UM ANO DEPOIS

Linha 444: um ano depois, sobrevivente relembra ataque

Por Roberto Gardinalli | roberto.gardinalli@jpjornal.com.br
| Tempo de leitura: 3 min
Alessandro Maschio/JP
Entre os sobreviventes do ataque, estava o jovem Alan Pressutto Rossi
Entre os sobreviventes do ataque, estava o jovem Alan Pressutto Rossi

O dia 21 de junho de 2022 era mais um dia corriqueiro para a população de Piracicaba. Pessoas andavam pelas ruas, iam e voltavam do trabalho, saiam para almoçar. O trânsito, como sempre, movimentado nas principais avenidas da cidade. Movimentado, também, estava o Terminal Central de Integração, onde passageiros pegavam ônibus para seguir seus caminhos naquele dia. Num desses veículos, que fazia a linha Centro/Vila Sônia, número 444, por volta das 14h40, o cotidiano de Piracicaba foi alterado por uma tragédia.

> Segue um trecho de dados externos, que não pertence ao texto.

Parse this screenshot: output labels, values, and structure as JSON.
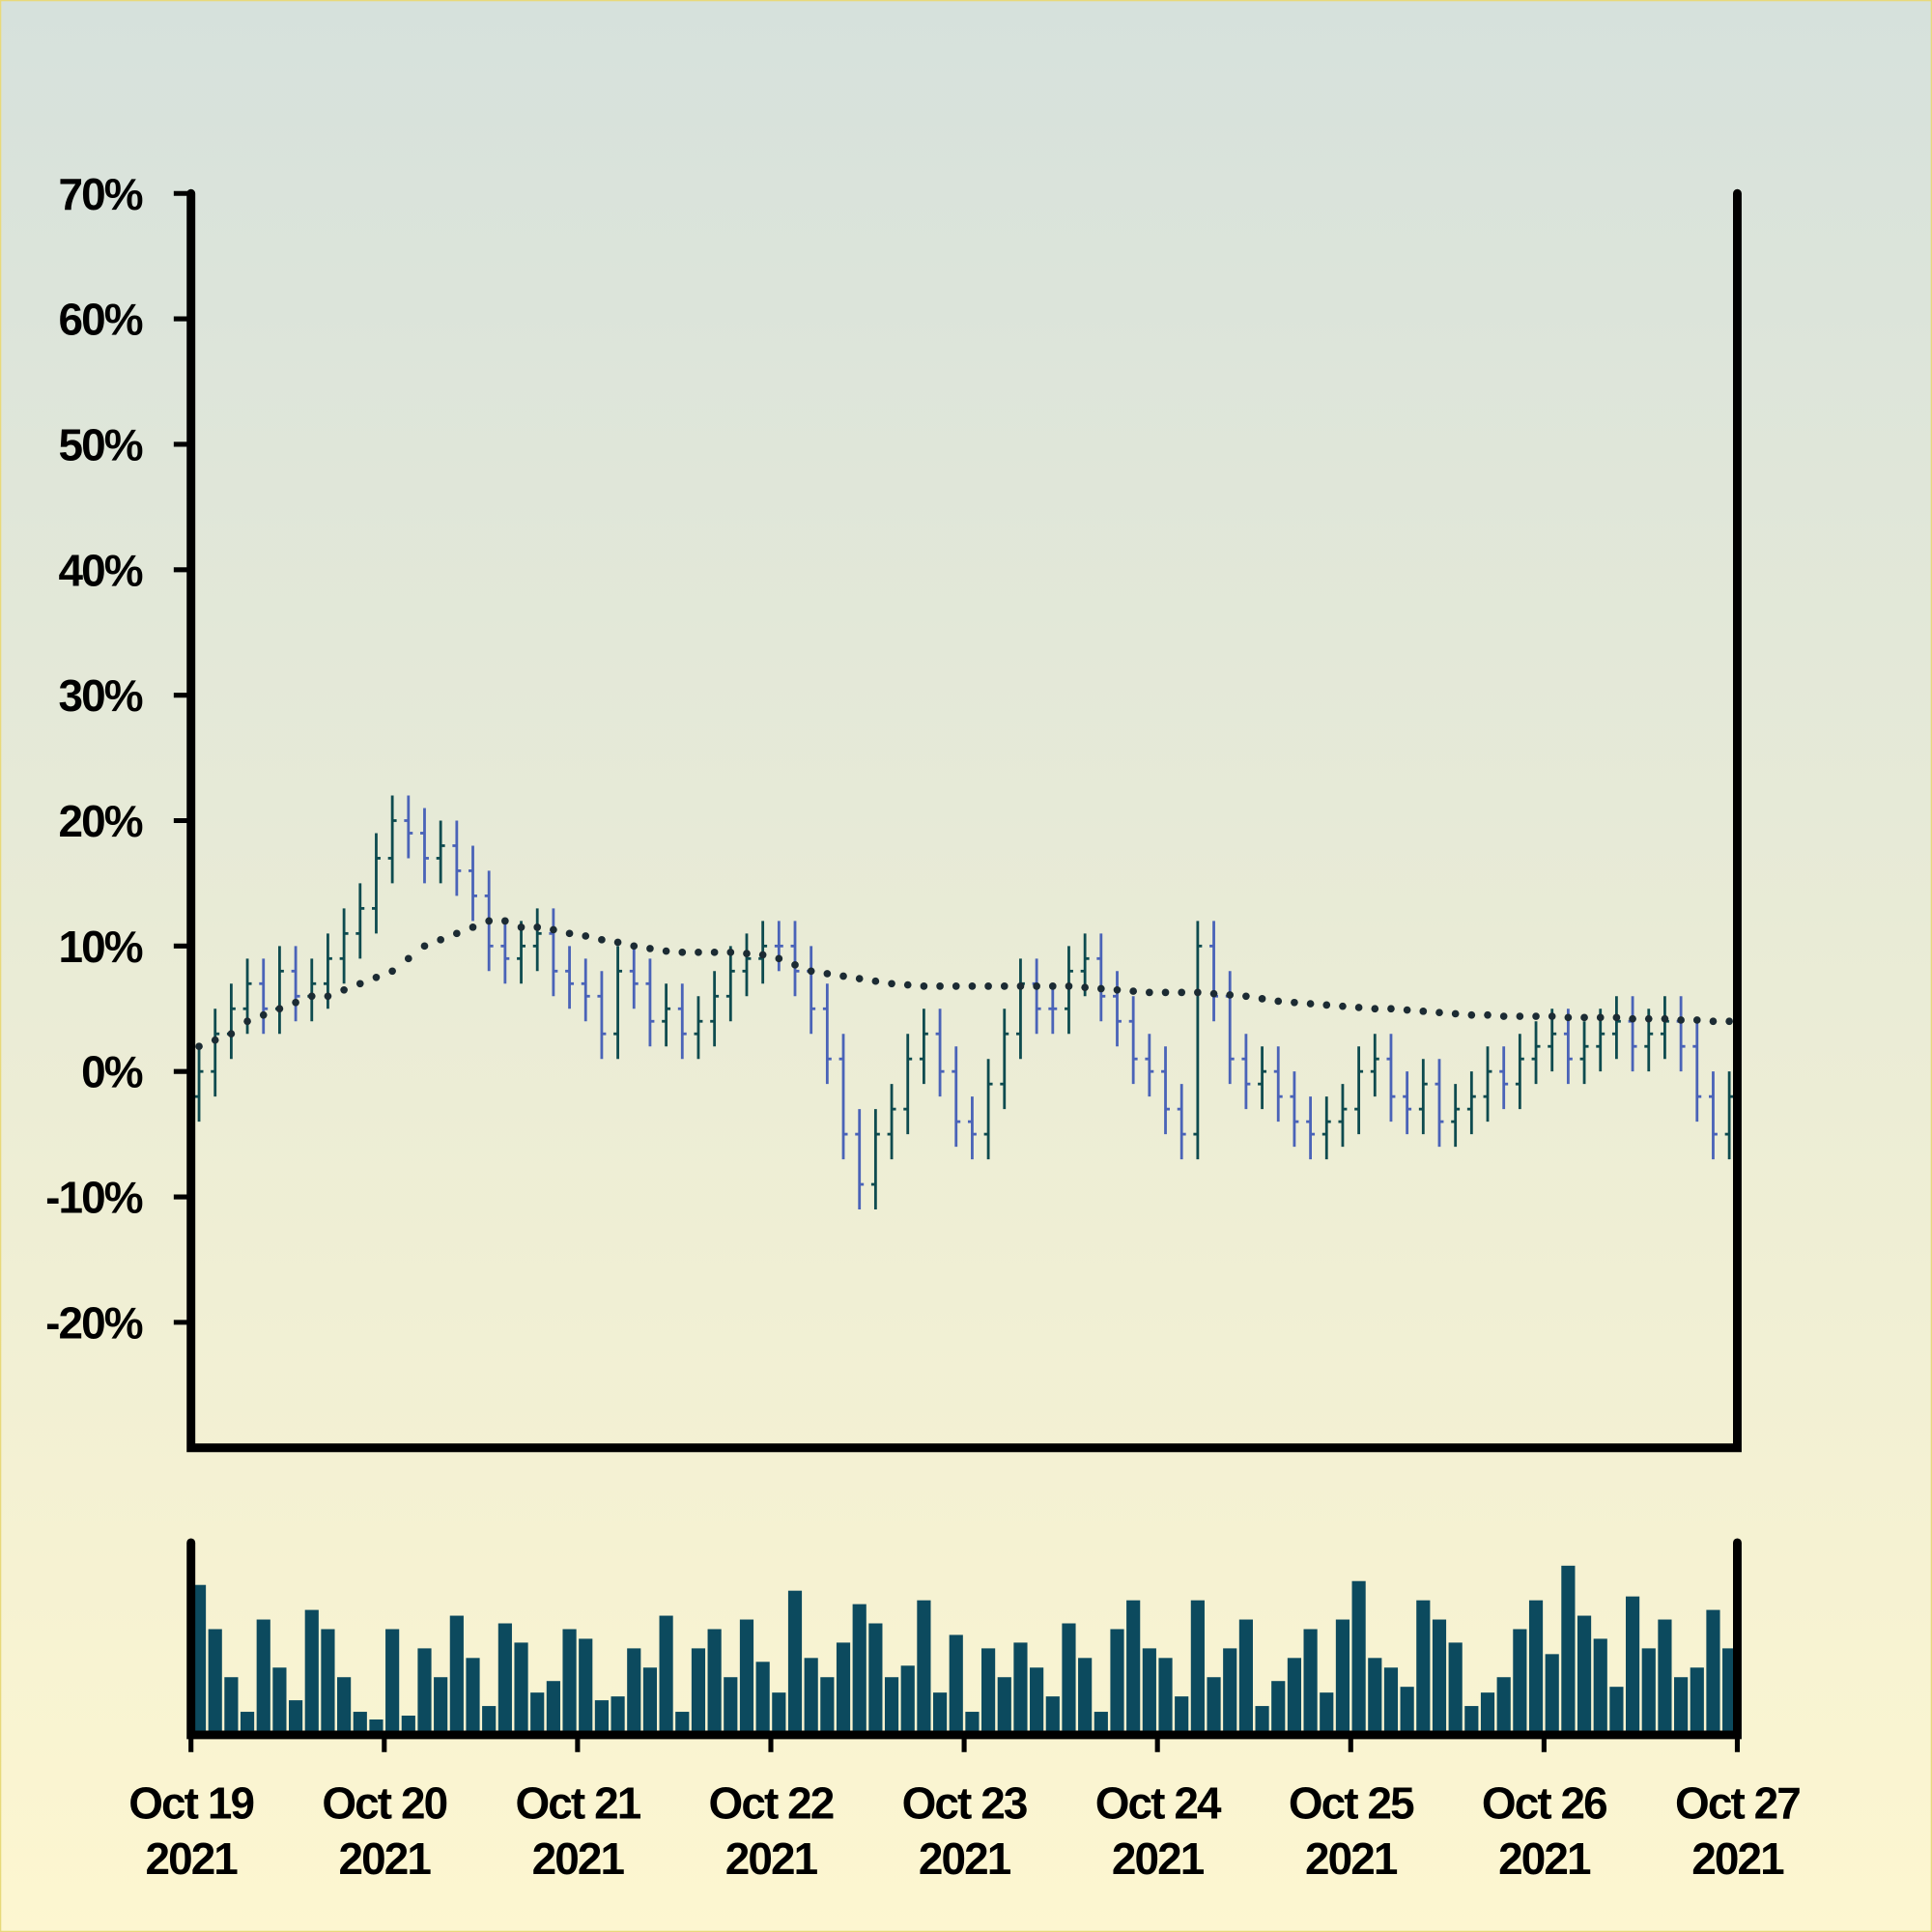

Junto aos passageiros estava um homem de 53 anos, que embarcou no transporte público com uma faca em uma sacola e atacou seis pessoas. Três delas morreram. Entre os sobreviventes do ataque, estava o jovem Alan Pressutto Rossi. Naquele dia, ele perdeu o ônibus que costuma pegar na volta do trabalho. “Eu peguei o ônibus da Unileste até o Terminal Central. Até os meus amigos brincaram, disseram que ‘você não vai no seu ônibus, vai ter que ir no nosso’. Por incrível que pareça, era o Sônia 444”, disse. Alan conta que chegou a cruzar com o autor na porta do veículo.

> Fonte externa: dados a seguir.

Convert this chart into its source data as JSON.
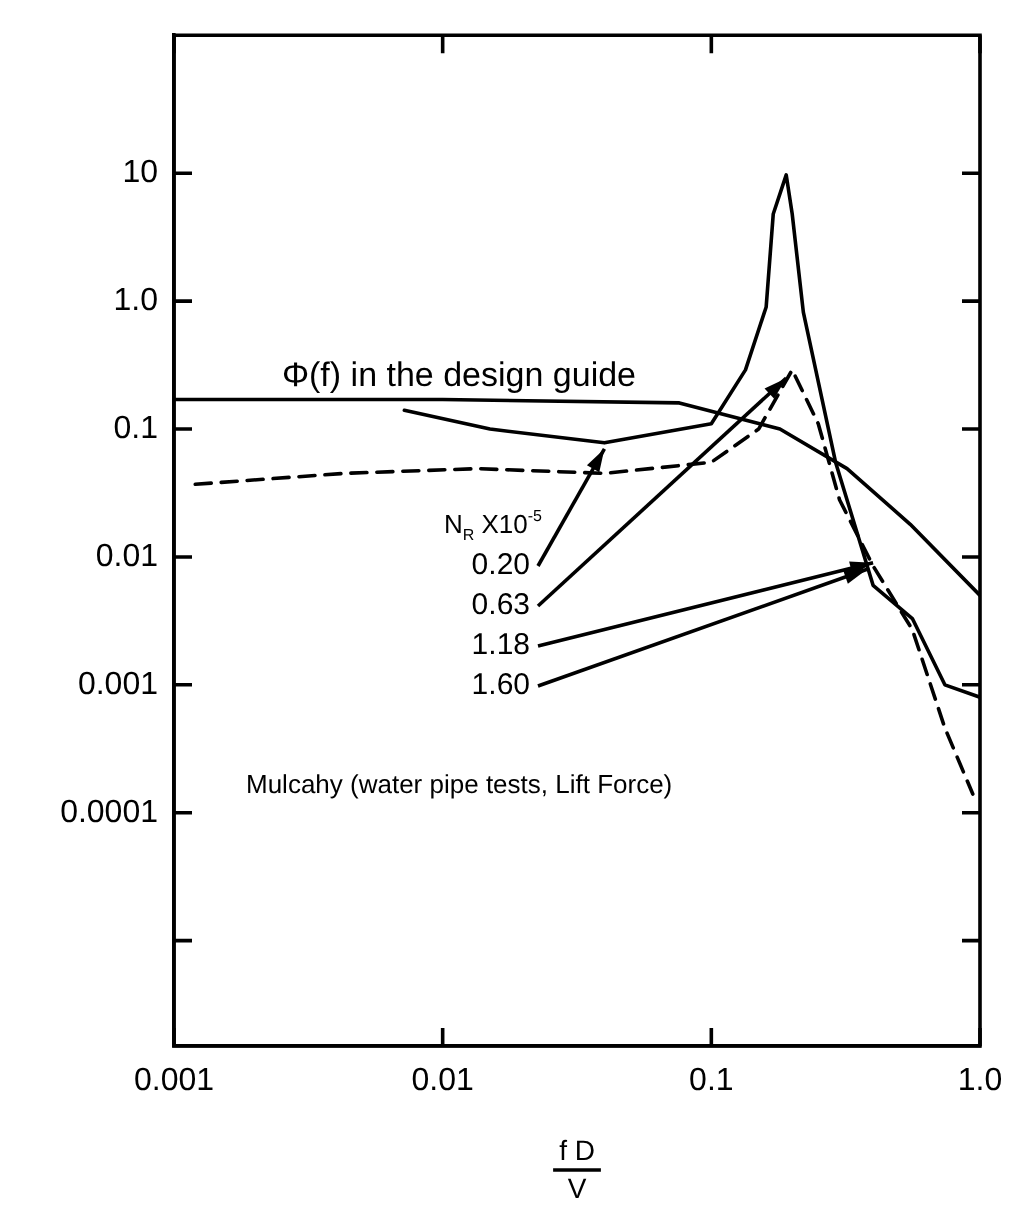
{
  "chart_data": {
    "type": "line",
    "xlabel": "f D\nV",
    "log": "xy",
    "grid": false,
    "legend": false,
    "marker": "none",
    "xlim": [
      0.001,
      1
    ],
    "xticks": [
      0.001,
      0.01,
      0.1,
      {
        "value": 1,
        "label": "1.0"
      }
    ],
    "ylim": [
      1.5e-06,
      120
    ],
    "yticks": [
      {
        "value": 1e-05,
        "label": null
      },
      0.0001,
      0.001,
      0.01,
      0.1,
      {
        "value": 1,
        "label": "1.0"
      },
      10
    ],
    "series": [
      {
        "color": "#000000",
        "line_style": "solid",
        "x": [
          0.001,
          0.01,
          0.076,
          0.18,
          0.32,
          0.55,
          1
        ],
        "values": [
          0.17,
          0.17,
          0.16,
          0.1,
          0.049,
          0.018,
          0.005
        ]
      },
      {
        "color": "#000000",
        "line_style": "solid",
        "x": [
          0.0072,
          0.015,
          0.04,
          0.1,
          0.134,
          0.16,
          0.17,
          0.19,
          0.2,
          0.22,
          0.29,
          0.4,
          0.56,
          0.74,
          1
        ],
        "values": [
          0.14,
          0.1,
          0.078,
          0.11,
          0.29,
          0.9,
          4.8,
          9.7,
          4.8,
          0.82,
          0.055,
          0.006,
          0.0033,
          0.001,
          0.0008
        ]
      },
      {
        "color": "#000000",
        "line_style": "dashed",
        "x": [
          0.0012,
          0.0043,
          0.0135,
          0.04,
          0.1,
          0.15,
          0.2,
          0.25,
          0.3,
          0.4,
          0.56,
          0.74,
          0.94
        ],
        "values": [
          0.037,
          0.045,
          0.049,
          0.045,
          0.055,
          0.1,
          0.29,
          0.11,
          0.028,
          0.0085,
          0.0027,
          0.00046,
          0.00014
        ]
      }
    ],
    "annotations": [
      {
        "text": "Φ(f) in the design guide",
        "x": 0.0115,
        "y": 0.17
      },
      "N$_{R}$ X10$^{-5}$",
      {
        "text": "0.20",
        "x": 0.04,
        "y": 0.07
      },
      {
        "text": "0.63",
        "x": 0.19,
        "y": 0.25
      },
      {
        "text": "1.18",
        "x": 0.4,
        "y": 0.009
      },
      {
        "text": "1.60",
        "x": 0.38,
        "y": 0.008
      },
      "Mulcahy (water pipe tests, Lift Force)"
    ]
  }
}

“Não costumo sentar. Fico em pé perto da porta. Ele entrou no ônibus, pediu licença e sentou no último banco. Até então era uma pessoa qualquer. Quando passou um pouco, ele começou a dar facada em todo mundo”, lembrou. O ataque aconteceu no ponto da avenida Armando de Salles Oliveira. Segundo relatos de testemunhas, o suspeito se levantou, tirou a faca da sacola e começou a atacar os passageiros. “Eu fui o último. A porta estava fechada e só abriu quando o ônibus parou”, contou. Alan foi atingido no pescoço. O autor das facadas se rendeu e foi preso em seguida.

VIDA

Alan foi levado para o HFC (Hospital dos Fornecedores de Cana). Lá, passou 15 dias na UTI, dos quais, seis ficou em coma. A vida do jovem foi salva por dois atos de solidariedade. Ainda no local do crime, uma mulher pressionou o ferimento até que o resgate chegasse. “Quem me ajudou foi a Maria. Se não fosse ela, eu não estaria aqui hoje”, reconheceu.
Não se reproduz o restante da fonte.